12     Farrier v Saad [2024] NZFC 2588 at [22].

[23] Even if such an exemption had been sought in advance, I would not have considered it appropriate to grant an exception in this case. This would undermine the policy reasons for lawyers doing that reserved work,13 without any good reason put forward for Ms Wolfe not having instructed legal representation before now, and in circumstances where there is no apparent illegality given the Minister’s absolute discretion to make the decision under s 61 of the Immigration Act.

[24]   In any event, I understand that the habeas corpus issues are now moot because Ms Wolfe has been deported and is no longer in the country. Accordingly, this Court has no jurisdiction to order her detention or otherwise outside of the jurisdiction, and in any event I would assume she is no longer detained.

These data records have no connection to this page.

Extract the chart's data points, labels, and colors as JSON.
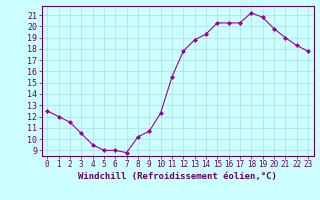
{
  "x": [
    0,
    1,
    2,
    3,
    4,
    5,
    6,
    7,
    8,
    9,
    10,
    11,
    12,
    13,
    14,
    15,
    16,
    17,
    18,
    19,
    20,
    21,
    22,
    23
  ],
  "y": [
    12.5,
    12.0,
    11.5,
    10.5,
    9.5,
    9.0,
    9.0,
    8.8,
    10.2,
    10.7,
    12.3,
    15.5,
    17.8,
    18.8,
    19.3,
    20.3,
    20.3,
    20.3,
    21.2,
    20.8,
    19.8,
    19.0,
    18.3,
    17.8
  ],
  "line_color": "#990099",
  "marker": "D",
  "marker_size": 2,
  "background_color": "#ccffff",
  "grid_color": "#aadddd",
  "xlabel": "Windchill (Refroidissement éolien,°C)",
  "xlabel_color": "#660066",
  "ylabel_ticks": [
    9,
    10,
    11,
    12,
    13,
    14,
    15,
    16,
    17,
    18,
    19,
    20,
    21
  ],
  "xtick_labels": [
    "0",
    "1",
    "2",
    "3",
    "4",
    "5",
    "6",
    "7",
    "8",
    "9",
    "10",
    "11",
    "12",
    "13",
    "14",
    "15",
    "16",
    "17",
    "18",
    "19",
    "20",
    "21",
    "22",
    "23"
  ],
  "ylim": [
    8.5,
    21.8
  ],
  "xlim": [
    -0.5,
    23.5
  ],
  "tick_color": "#660066",
  "spine_color": "#660066",
  "xlabel_fontsize": 6.5,
  "tick_fontsize": 5.5,
  "ytick_fontsize": 6.0
}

[25]   The review document filed on 24 October 2024 also named the Minister and Associate Minister of Immigration as respondents and purported to seek injunctive interim relief against them, pending:

(a)determination of the application for review against the Registry’s decision, and leave being granted to file the Habeas Corpus Writ; and

(b)the substantive relief sought in the Habeas Corpus Writ being granted, namely release from detention.

[26]   Given my analysis set out above, there is no proper basis for the Habeas Corpus Writ to be accepted for filing and heard, so I also make orders on my own motion under r 15.1 striking out the proceeding,  to  the extent that the document  filed on  24 October 2024 purported to be any wider application for judicial review or interim relief.

Result

[27]I dismiss the application for review of the Registrar’s decision.


13 See [16] above.

[28]   On my own motion, I strike out the proceeding under r 15.1, to the extent that it purports to be wider and join other respondents.

[29]   In accordance with r 5.35B of the High Court Rules, I record that there is a right to appeal this decision.